One benefit for me at PPL is the frequent opportunities to hear and talk about challenging issues facing our community. At one such meeting of business, political and community leaders in April, Harvard professor William Julius Wilson presented a devastating picture of employment prospects facing low-skill, poorly educated workers in a globalizing economy. Wilson argued that without renewed commitment to help such workers gain basic skills, intentional steps to connect them with the world of work, and support to make holding a job possible despite challenging life circumstances, their futures are bleak. He also asserted the prospects for such a renewed commitment, under current political and budget conditions, are similarly bleak.

What Minnesota is willing to do to help people go to work remains a work in progress.
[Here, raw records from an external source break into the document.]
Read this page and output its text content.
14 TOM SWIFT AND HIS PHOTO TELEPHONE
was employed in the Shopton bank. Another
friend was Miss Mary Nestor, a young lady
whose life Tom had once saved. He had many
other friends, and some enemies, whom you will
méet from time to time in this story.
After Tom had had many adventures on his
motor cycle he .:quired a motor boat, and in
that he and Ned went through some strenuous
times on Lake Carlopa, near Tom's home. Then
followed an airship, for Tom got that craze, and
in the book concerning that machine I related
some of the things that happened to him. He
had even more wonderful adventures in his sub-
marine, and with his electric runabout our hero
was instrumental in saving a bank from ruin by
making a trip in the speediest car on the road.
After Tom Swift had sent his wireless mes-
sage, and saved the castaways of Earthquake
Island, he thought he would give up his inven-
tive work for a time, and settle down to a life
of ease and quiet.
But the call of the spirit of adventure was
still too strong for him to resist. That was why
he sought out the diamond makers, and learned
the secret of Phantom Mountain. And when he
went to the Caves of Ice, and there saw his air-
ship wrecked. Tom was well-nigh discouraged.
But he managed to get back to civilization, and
Without dramatic reversal of recent budget priorities, it will be hard to argue this state has made it a priority to elevate work over welfare, and the prospect of real economic self-sufficiency over deepening poverty.

PPL has extensive experience with the workers Professor Wilson spoke of, whose prospects are affected by legislative decisions. In some situations we provide direct employment opportunities for ex-offenders or new immigrants. These participants earn income, gain work skills and histories, and eventually move to better positions. In other programs the focus is on classroom education to help people, often mothers enrolled in MFIP, gain the skills they don’t have but need for success in the workplace. In all cases these employment training efforts are bolstered by support services focused on the non-workplace aspects of life — housing, child care, health care, nutrition, family matters — which, if in turmoil, quickly lead to trouble on the job.

Challenges facing people we work with are unimaginable to anyone who hasn’t experienced life under extreme economic and social duress. To overcome such circumstances education, skill training and supportive services aren’t “nice to have” features of employment efforts, they are essential. They mark the difference between a series of dead-end jobs or the chance to earn a decent living. Yet these are among the very programs most under the knife recently at the Capitol.

Belief in the importance of work is a quintessential Minnesota value, a value that crosses partisan divisions. But for policy and budget decisions stemming from this shared value to have relevance, legislators must be of one mind about two facts. First, rhetoric extolling the importance of work won’t overcome the barriers to holding a job facing the hardest to employ in our community. Only investments of the type Professor Wilson came to our state to talk about will. Second, for work to make a real difference in the lives of poor Minnesotans, our aspirations must be that employment elevates their economic status well beyond poverty-level income.
The future Wilson outlines faces a growing number of adults and children in our state. But we aren’t helpless to respond. Many more people can receive the help they need to join the mainstream if another quintessential Minnesotan value, offering a hand up in time of need, shines through.